A Numerical Study of the Beijing Extreme Rainfall of 21 July 2012 and the Impact of Topography

State Key Laboratory of Severe Weather, Chinese Academy of Meteorological Sciences, Beijing 100081, China

Received 22 January 2015; Revised 4 May 2015; Accepted 4 May 2015

Academic Editor: S. Vicente-Serrano

Copyright © 2015 Hongxiong Xu and Wenqing Yao. This is an open access article distributed under the Creative Commons Attribution License, which permits unrestricted use, distribution, and reproduction in any medium, provided the original work is properly cited.

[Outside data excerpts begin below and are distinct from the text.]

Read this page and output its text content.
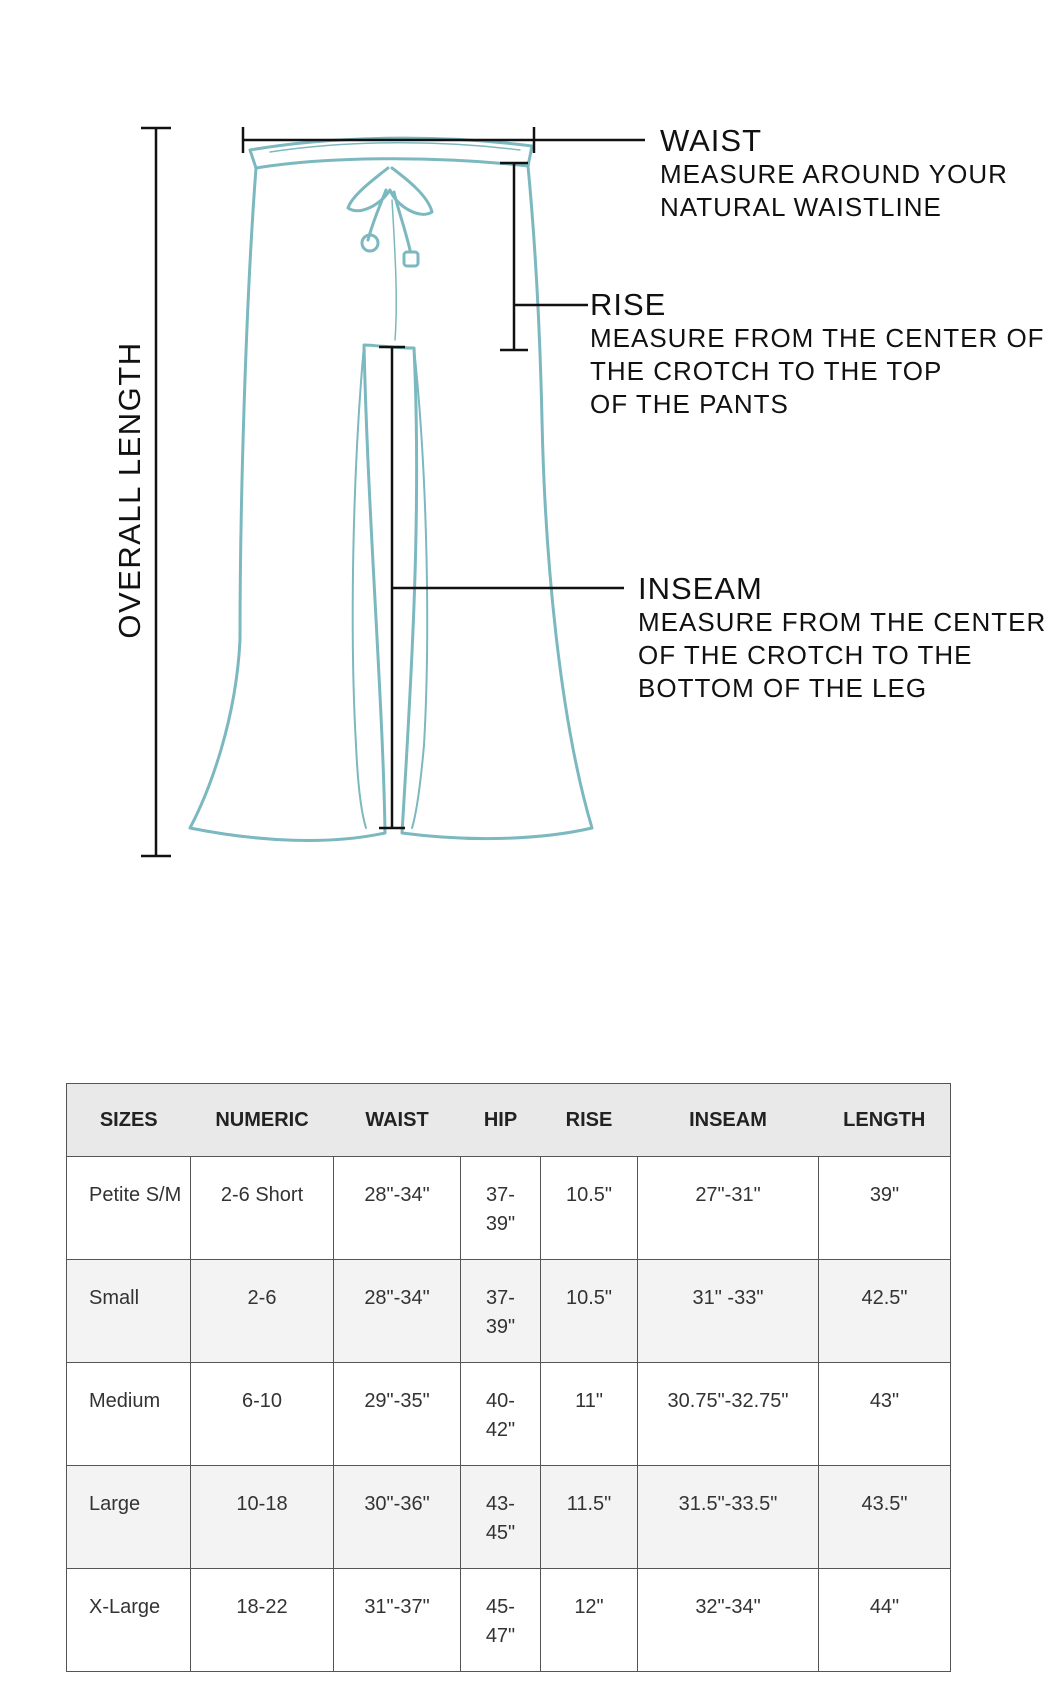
OVERALL LENGTH
WAIST
MEASURE AROUND YOUR
NATURAL WAISTLINE
RISE
MEASURE FROM THE CENTER OF
THE CROTCH TO THE TOP
OF THE PANTS
INSEAM
MEASURE FROM THE CENTER
OF THE CROTCH TO THE
BOTTOM OF THE LEG
SIZES	NUMERIC	WAIST	HIP	RISE	INSEAM	LENGTH
Petite S/M	2-6 Short	28"-34"	37-39"	10.5"	27"-31"	39"
Small	2-6	28"-34"	37-39"	10.5"	31" -33"	42.5"
Medium	6-10	29"-35"	40-42"	11"	30.75"-32.75"	43"
Large	10-18	30"-36"	43-45"	11.5"	31.5"-33.5"	43.5"
X-Large	18-22	31"-37"	45-47"	12"	32"-34"	44"
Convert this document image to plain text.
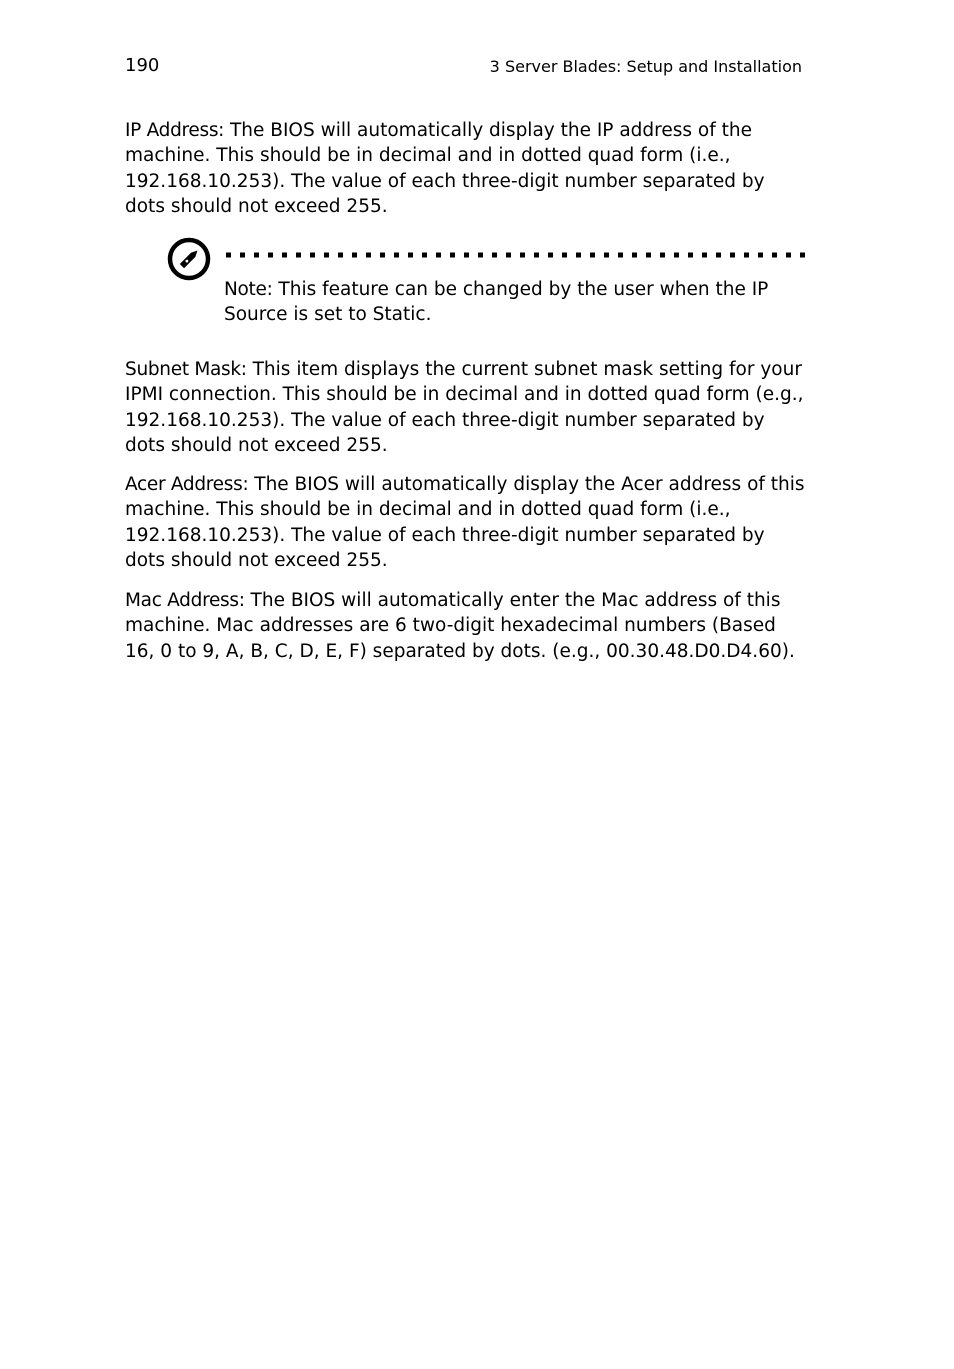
190	3 Server Blades: Setup and Installation

IP Address: The BIOS will automatically display the IP address of the machine. This should be in decimal and in dotted quad form (i.e., 192.168.10.253). The value of each three-digit number separated by dots should not exceed 255.

Note: This feature can be changed by the user when the IP Source is set to Static.

Subnet Mask: This item displays the current subnet mask setting for your IPMI connection. This should be in decimal and in dotted quad form (e.g., 192.168.10.253). The value of each three-digit number separated by dots should not exceed 255.

Acer Address: The BIOS will automatically display the Acer address of this machine. This should be in decimal and in dotted quad form (i.e., 192.168.10.253). The value of each three-digit number separated by dots should not exceed 255.

Mac Address: The BIOS will automatically enter the Mac address of this machine. Mac addresses are 6 two-digit hexadecimal numbers (Based 16, 0 to 9, A, B, C, D, E, F) separated by dots. (e.g., 00.30.48.D0.D4.60).
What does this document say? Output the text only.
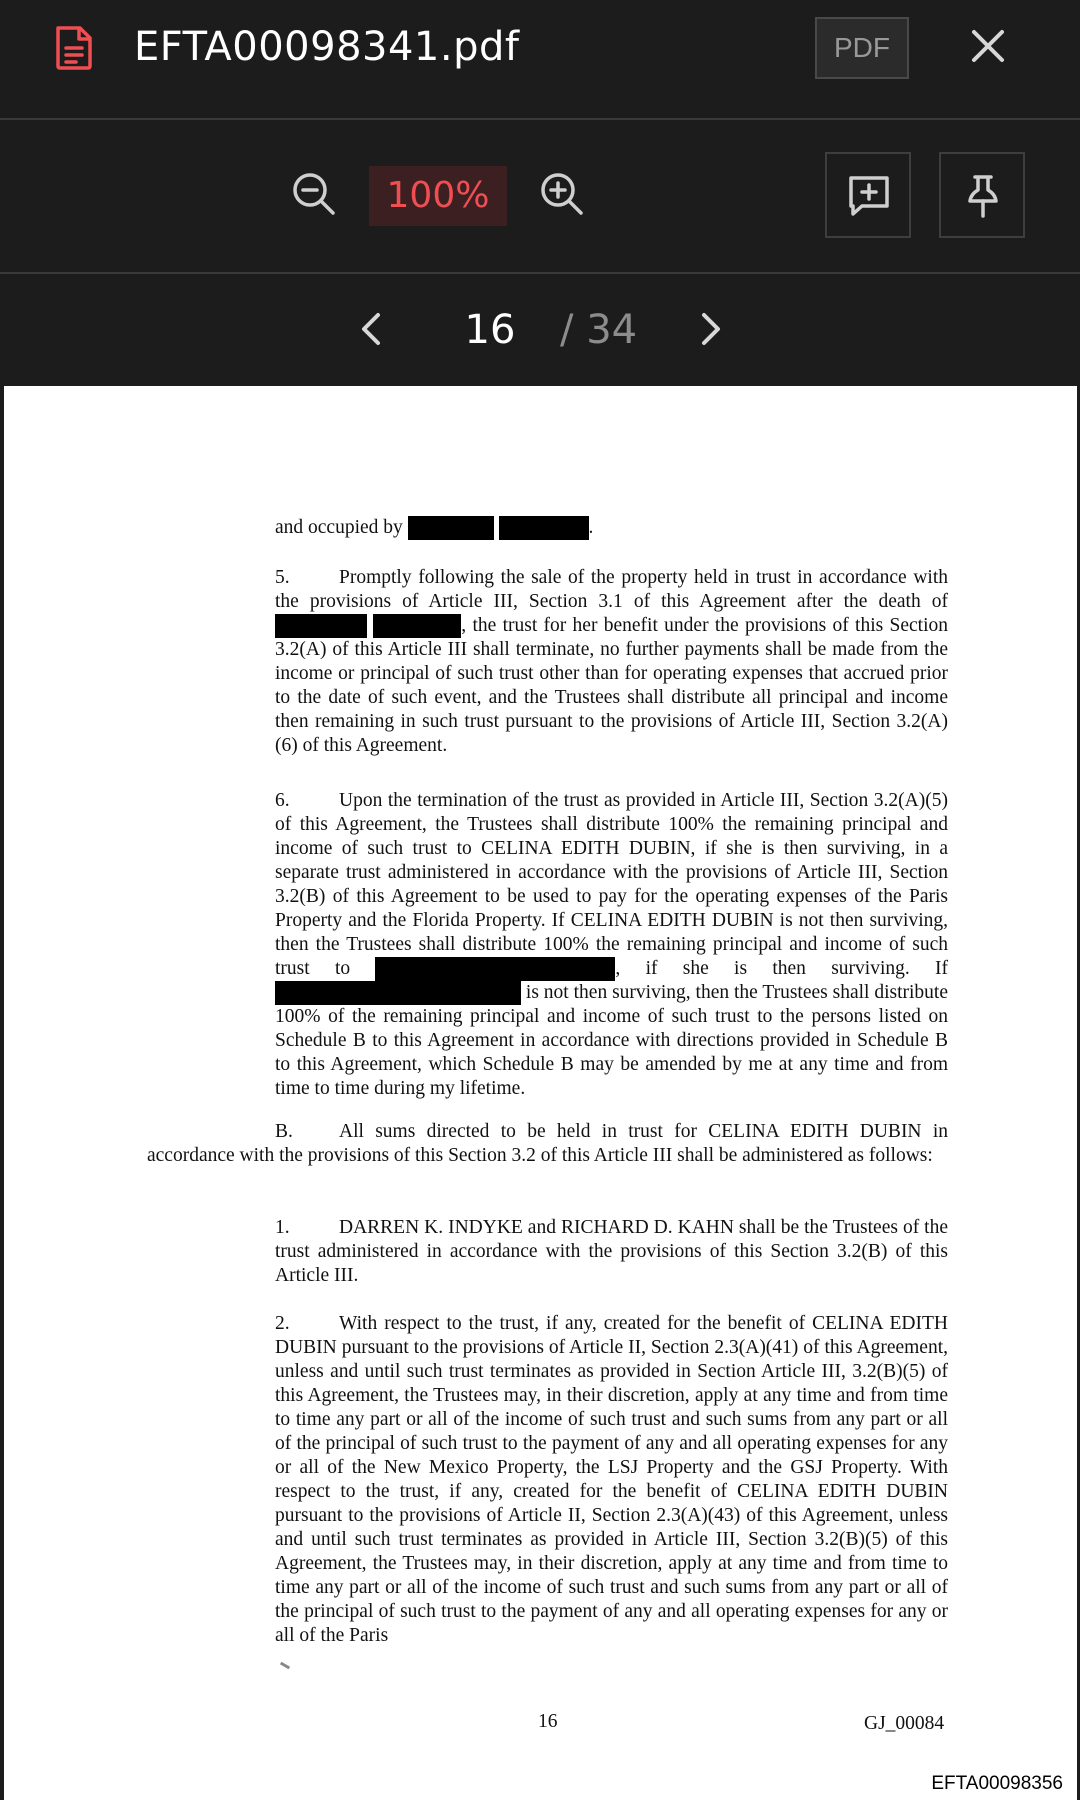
EFTA00098341.pdf	PDF
100%
16	/ 34
and occupied by	.

5.	Promptly following the sale of the property held in trust in accordance with the provisions of Article III, Section 3.1 of this Agreement after the death of  , the trust for her benefit under the provisions of this Section 3.2(A) of this Article III shall terminate, no further payments shall be made from the income or principal of such trust other than for operating expenses that accrued prior to the date of such event, and the Trustees shall distribute all principal and income then remaining in such trust pursuant to the provisions of Article III, Section 3.2(A)(6) of this Agreement.

6.	Upon the termination of the trust as provided in Article III, Section 3.2(A)(5) of this Agreement, the Trustees shall distribute 100% the remaining principal and income of such trust to CELINA EDITH DUBIN, if she is then surviving, in a separate trust administered in accordance with the provisions of Article III, Section 3.2(B) of this Agreement to be used to pay for the operating expenses of the Paris Property and the Florida Property. If CELINA EDITH DUBIN is not then surviving, then the Trustees shall distribute 100% the remaining principal and income of such trust to	, if she is then surviving. If is not then surviving, then the Trustees shall distribute 100% of the remaining principal and income of such trust to the persons listed on Schedule B to this Agreement in accordance with directions provided in Schedule B to this Agreement, which Schedule B may be amended by me at any time and from time to time during my lifetime.

B. All sums directed to be held in trust for CELINA EDITH DUBIN in accordance with the provisions of this Section 3.2 of this Article III shall be administered as follows:

1.	DARREN K. INDYKE and RICHARD D. KAHN shall be the Trustees of the trust administered in accordance with the provisions of this Section 3.2(B) of this Article III.

2.	With respect to the trust, if any, created for the benefit of CELINA EDITH DUBIN pursuant to the provisions of Article II, Section 2.3(A)(41) of this Agreement, unless and until such trust terminates as provided in Section Article III, 3.2(B)(5) of this Agreement, the Trustees may, in their discretion, apply at any time and from time to time any part or all of the income of such trust and such sums from any part or all of the principal of such trust to the payment of any and all operating expenses for any or all of the New Mexico Property, the LSJ Property and the GSJ Property. With respect to the trust, if any, created for the benefit of CELINA EDITH DUBIN pursuant to the provisions of Article II, Section 2.3(A)(43) of this Agreement, unless and until such trust terminates as provided in Article III, Section 3.2(B)(5) of this Agreement, the Trustees may, in their discretion, apply at any time and from time to time any part or all of the income of such trust and such sums from any part or all of the principal of such trust to the payment of any and all operating expenses for any or all of the Paris

16	GJ_00084
EFTA00098356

The extreme rainfall on 21 July 2012 is the heaviest rainfall that has occurred in Beijing since 1961. Observations and WRF (Weather Research and Forecasting) model are used to study the effect of MCS (mesoscale convective system) and topography on the rainfall. In this high-impact event, a quasi-stationary MCS developed in a favorable moist environment. The numerical simulation successfully reproduced the amount, location, and time evolution of the rainfall despite 4–6 h delay. In particular, the model reproduced the repeat passage of convective cells at the leading convergence line region along Taihang Mountains and the trailing stratiform region, producing the rainfall at nearly the right position. Results indicate the important roles of mesolow and low-level jet in maintaining the conditional instability that lifted the moist air to trigger deep convection and the repeated initiation and movement of the line shaped convective cells that produced the rainfall. The sensitive experiment was then further carried out to examine the effect of topography on this heavy rainfall. The reduction in model elevation field significantly influenced the above mesoscale systems, which lead to convective cells becoming less organized, and the peak rainfall amount in Beijing decreased by roughly 50%.